Caen is one of those places over which many fret on it pronunciation. For the record, it’s “cong”, as in Lough Cong but with a distinctly nasal accent. Another good idea is to pronounce the work “honk” but drop the “k” and put it in place of the “h”.
In any case, poor Caen also got a ferocious walloping during the Second World War, leaving not a pretty French town redolent of Douce France, but a battered French town that defiantly rebuilt itself after the Allied-induced reconstruction.
For the Second World War history enthusiast, there is much to see in Caen, mostly focused on the Mémorial de Caen; a museum opened by François Mitterand back in the day and one which valiantly attempts to sum up the enormity of the brutality of the Second World War in one concrete building. It largely succeeds.

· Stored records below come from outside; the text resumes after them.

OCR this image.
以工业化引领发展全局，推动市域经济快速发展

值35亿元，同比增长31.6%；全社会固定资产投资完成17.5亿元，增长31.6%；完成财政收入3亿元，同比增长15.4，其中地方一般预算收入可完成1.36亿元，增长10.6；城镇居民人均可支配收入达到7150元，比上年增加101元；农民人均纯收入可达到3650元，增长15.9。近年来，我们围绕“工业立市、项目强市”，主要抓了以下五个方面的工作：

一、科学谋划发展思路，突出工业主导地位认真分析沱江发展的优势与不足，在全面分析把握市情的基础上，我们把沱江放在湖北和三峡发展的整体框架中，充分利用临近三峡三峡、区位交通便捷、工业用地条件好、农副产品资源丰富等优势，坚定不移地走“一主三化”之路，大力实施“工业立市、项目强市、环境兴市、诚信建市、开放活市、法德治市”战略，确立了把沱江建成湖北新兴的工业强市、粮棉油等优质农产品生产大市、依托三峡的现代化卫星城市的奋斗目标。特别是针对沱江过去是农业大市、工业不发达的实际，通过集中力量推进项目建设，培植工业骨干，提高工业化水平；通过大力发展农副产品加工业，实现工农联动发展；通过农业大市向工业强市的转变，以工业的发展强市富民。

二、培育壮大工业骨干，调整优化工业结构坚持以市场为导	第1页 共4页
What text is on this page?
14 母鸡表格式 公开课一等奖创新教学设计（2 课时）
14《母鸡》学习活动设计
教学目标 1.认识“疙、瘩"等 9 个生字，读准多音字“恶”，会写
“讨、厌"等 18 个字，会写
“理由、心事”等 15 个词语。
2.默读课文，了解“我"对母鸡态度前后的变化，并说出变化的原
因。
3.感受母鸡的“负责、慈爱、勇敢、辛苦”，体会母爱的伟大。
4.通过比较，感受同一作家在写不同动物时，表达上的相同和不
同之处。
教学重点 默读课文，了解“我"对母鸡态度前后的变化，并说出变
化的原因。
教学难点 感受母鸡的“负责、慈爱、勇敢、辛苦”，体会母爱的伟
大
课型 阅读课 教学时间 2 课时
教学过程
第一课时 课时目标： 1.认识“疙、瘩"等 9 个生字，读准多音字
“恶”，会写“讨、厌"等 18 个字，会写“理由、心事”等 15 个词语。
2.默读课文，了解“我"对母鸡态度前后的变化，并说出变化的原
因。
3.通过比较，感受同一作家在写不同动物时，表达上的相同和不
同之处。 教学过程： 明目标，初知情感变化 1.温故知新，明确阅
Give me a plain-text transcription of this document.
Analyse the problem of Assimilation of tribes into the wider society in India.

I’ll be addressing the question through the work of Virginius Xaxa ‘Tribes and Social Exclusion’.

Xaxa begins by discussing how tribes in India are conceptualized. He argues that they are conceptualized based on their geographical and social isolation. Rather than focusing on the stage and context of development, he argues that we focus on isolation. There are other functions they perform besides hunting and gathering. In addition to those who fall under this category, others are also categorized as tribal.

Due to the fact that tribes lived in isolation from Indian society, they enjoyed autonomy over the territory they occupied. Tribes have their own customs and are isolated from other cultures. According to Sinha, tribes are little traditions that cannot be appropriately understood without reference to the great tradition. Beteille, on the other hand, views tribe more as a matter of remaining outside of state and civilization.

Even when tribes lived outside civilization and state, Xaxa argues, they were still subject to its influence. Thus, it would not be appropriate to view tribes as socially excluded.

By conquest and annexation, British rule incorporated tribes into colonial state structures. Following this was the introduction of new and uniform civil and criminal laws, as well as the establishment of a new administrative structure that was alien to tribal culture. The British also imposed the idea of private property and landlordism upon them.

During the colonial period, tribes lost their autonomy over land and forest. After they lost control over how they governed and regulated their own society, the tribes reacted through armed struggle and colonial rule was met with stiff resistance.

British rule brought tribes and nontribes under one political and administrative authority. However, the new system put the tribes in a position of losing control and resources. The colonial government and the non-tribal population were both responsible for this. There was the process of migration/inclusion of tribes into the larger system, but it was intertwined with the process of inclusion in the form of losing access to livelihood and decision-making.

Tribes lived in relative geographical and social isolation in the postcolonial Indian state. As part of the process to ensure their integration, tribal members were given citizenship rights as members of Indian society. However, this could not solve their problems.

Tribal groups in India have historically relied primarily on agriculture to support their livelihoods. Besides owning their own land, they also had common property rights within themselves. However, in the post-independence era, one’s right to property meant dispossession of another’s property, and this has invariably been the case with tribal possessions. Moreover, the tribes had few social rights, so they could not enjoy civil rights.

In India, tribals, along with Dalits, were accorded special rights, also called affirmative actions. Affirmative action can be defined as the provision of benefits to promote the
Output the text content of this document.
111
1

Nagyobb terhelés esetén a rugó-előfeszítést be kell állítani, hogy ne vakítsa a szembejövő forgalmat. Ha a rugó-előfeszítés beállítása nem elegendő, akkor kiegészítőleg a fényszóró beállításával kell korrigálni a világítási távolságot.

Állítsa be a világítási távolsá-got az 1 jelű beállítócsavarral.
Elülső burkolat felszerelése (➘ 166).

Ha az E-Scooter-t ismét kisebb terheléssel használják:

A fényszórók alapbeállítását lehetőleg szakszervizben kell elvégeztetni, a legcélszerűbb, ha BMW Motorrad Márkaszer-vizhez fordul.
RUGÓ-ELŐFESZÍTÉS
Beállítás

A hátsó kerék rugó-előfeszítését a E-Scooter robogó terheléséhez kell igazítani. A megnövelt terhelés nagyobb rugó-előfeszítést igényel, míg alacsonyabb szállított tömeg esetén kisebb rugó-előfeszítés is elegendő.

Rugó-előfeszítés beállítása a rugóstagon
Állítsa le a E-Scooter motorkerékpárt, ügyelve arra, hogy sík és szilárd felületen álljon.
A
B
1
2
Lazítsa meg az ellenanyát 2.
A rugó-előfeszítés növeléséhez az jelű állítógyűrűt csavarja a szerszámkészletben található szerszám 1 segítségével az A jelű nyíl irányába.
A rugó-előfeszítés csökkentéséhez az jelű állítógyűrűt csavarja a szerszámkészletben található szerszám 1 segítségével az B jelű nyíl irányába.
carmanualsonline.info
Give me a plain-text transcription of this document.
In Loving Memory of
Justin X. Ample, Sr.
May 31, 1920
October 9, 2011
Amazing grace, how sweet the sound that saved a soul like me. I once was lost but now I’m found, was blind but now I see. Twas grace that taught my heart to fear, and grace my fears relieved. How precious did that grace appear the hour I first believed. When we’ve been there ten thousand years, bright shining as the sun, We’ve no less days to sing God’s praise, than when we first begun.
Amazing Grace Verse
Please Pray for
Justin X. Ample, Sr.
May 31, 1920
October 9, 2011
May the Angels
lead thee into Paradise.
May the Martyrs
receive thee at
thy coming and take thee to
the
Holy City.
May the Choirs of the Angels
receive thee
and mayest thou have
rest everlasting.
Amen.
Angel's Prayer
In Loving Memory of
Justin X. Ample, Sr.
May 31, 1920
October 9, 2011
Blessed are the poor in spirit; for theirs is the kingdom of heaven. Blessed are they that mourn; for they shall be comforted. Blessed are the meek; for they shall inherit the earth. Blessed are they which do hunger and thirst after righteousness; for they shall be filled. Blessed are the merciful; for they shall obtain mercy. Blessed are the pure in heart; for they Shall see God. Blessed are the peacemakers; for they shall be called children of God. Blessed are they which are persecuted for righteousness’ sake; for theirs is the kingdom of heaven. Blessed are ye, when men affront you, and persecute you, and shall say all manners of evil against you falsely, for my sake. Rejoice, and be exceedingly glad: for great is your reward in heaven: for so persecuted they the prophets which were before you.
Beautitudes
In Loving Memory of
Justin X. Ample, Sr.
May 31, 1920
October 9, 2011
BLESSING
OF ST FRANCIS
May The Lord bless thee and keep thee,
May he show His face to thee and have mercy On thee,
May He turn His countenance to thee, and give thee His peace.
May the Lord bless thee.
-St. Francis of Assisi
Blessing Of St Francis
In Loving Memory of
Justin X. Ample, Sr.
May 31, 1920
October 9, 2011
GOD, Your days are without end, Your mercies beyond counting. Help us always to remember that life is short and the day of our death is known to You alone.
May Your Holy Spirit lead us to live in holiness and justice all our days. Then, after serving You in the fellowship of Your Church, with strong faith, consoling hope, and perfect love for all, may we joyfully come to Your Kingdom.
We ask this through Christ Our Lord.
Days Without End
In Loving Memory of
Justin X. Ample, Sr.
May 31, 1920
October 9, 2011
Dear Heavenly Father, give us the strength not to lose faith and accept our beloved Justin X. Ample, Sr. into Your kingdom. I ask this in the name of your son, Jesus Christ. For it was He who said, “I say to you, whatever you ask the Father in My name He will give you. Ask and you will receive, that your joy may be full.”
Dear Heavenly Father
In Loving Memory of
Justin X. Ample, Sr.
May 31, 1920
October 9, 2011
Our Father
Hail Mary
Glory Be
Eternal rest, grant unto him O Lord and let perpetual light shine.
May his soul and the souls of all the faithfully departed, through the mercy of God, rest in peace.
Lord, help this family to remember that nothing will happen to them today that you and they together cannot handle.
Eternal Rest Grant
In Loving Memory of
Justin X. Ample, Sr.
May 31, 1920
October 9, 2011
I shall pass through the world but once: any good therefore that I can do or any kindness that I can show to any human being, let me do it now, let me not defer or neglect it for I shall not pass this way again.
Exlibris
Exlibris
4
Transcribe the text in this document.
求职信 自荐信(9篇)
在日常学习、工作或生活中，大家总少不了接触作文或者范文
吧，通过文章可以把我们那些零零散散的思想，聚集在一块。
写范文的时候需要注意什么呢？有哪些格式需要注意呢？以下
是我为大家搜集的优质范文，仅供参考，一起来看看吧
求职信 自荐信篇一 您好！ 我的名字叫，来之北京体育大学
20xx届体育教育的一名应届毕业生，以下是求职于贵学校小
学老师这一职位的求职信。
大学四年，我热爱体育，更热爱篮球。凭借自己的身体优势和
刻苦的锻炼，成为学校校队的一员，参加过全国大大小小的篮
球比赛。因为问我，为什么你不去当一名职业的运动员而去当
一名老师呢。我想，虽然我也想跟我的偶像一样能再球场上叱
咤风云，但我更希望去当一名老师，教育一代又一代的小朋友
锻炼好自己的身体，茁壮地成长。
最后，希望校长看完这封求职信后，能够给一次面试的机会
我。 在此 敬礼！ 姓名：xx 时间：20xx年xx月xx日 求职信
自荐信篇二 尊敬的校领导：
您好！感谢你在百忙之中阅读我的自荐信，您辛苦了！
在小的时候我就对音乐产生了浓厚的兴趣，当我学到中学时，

On the market front, the town does enjoy the largest in the region by a country mile. The weekly Sunday market (from 08:00 to 13:00) attracts a whopping 400 traders to ply their wares for your perusal on the Place Courtonne – a surprisingly water-dominated elongated square in the centre of this city-sized provincial capital.
The next biggest market is a Friday one, where more than 200 traders gather from 08:00 to 13:00 on Place Saint-Sauveur and spill onto Rue Pémagnie with an array of everything under the sun (within reason, but it’s not limited to food).
Then on Saturday, over 100 traders gather to entertain you on Place du Docteur Henri Buot with a market that runs from 08:00 to 13:00.
Finally, there are two other lesser markets, both of which take place on a Tuesday from 08:00 to 13:00. The first is the Marché de la rue Bayeux on the corner of Rue Bayeux et rue Tournières. The second is the Marché de la Grâce de Dieu on the Place du Commerce with about 35 food stalls.